I have been in search of a good stuffing recipe that could be served any day of the week but does not taste similar to the usual bread/sage Thanksgiving stuffing. After trying several different stuffing recipes, I began to adjust ingredients and to try several new ingredients that I thought would enhance the flavor. I eventually came up with this apricot almond stuffing. It's very tasty with a unique flavor all it's own....perfect for any day of the week, or for that special side dish when company is over, whether you're serving beef or pasta or poultry as the main course. And this is just such a tasty stuffing that I know it's just a matter of time before I eventually replace my traditional bread/sage stuffing at our annual Thanksgiving Dinner with this Apricot Almond Stuffing. (I don't want to invoke an impromptu riot within my family by venturing away from my family's traditional Thanksgiving menu, so I'll preserve family tradiition by offering Grandma's Homemade Stuffing every Thanksgiving for the sake of family peace...at least for the time being.) You can use this to stuff any bird, too. I prefer chicken, but I assume it would go well with turkey or even game hens as well. I hope you like it.
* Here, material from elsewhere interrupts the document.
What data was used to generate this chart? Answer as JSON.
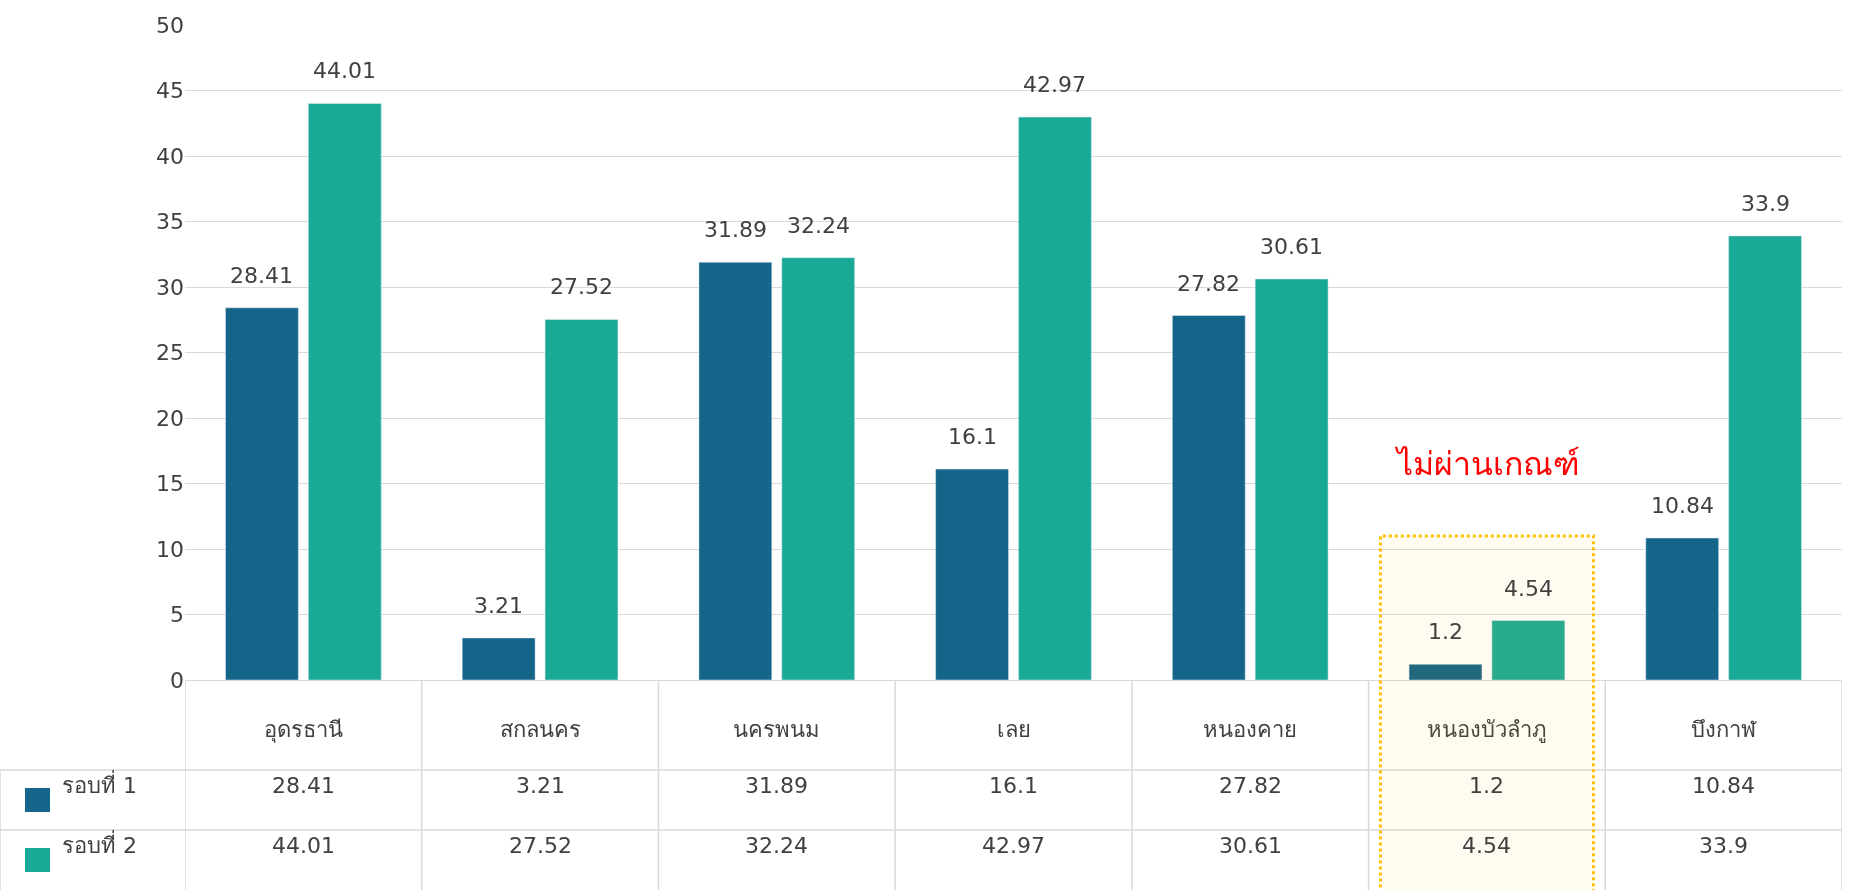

- 6 croissants, torn into bite-size pieces
- 1 onion, chopped finely
- 2⁄3 cup sliced almonds
- 1 tablespoon tarragon
- 1 tablespoon thyme
- 1 tablespoon parsley
- 3⁄4 cup dried apricot, quartered
- 1 teaspoon orange zest
- 1⁄4 cup butter, melted
- 1 tablespoon apricot preserves or 1 tablespoon apricot jam
- 2 cups chicken broth
- Preheat oven to 350 degrees.
- Place torn croissant pieces, chopped onion, sliced almonds, tarragon, thyme, parsley, quartered apricot bits, and orange zest in a large mixing bowl.
- In a small bowl, mix together the melted butter, apricot preserves (or jam), and half of the chicken broth; stir until blended. Pour the broth mixture over the stuffing mixture.
- Use a large spatula or wooden spoon to toss the stuffing mixture until all the ingredients are well blended. Use as much of the remaining broth--adding a little at a time--as is needed to get the stuffing thoroughly moist (but not saturated or "soupy"). I usually use nearly all of the 2 cups of broth, with maybe 1/8 cup or so not used (I've never really measured the unused portion).
- Place stuffing in a 10x10-inch baking dish, cover, and bake in a 350 degree oven for 30 minutes.
- NOTE - I don't usually grease my pyrex casserole dish for this stuffing, and I have never had a problem with the stuffing sticking to the edges or bottom, and the clean-up is very easy (no crusty pieces stuck to the dish). But, depending on what type of dish you use to roast the stuffing, you might want to first lightly butter your baking dish or lightly coat it with a no-stick cooking spray.
- TIP - Take advantage of sales, and buy day-old croissants at a reduced price when you plan to make this dish. They will be well moistened with the buttery broth, so it won't matter if they are a bit dry.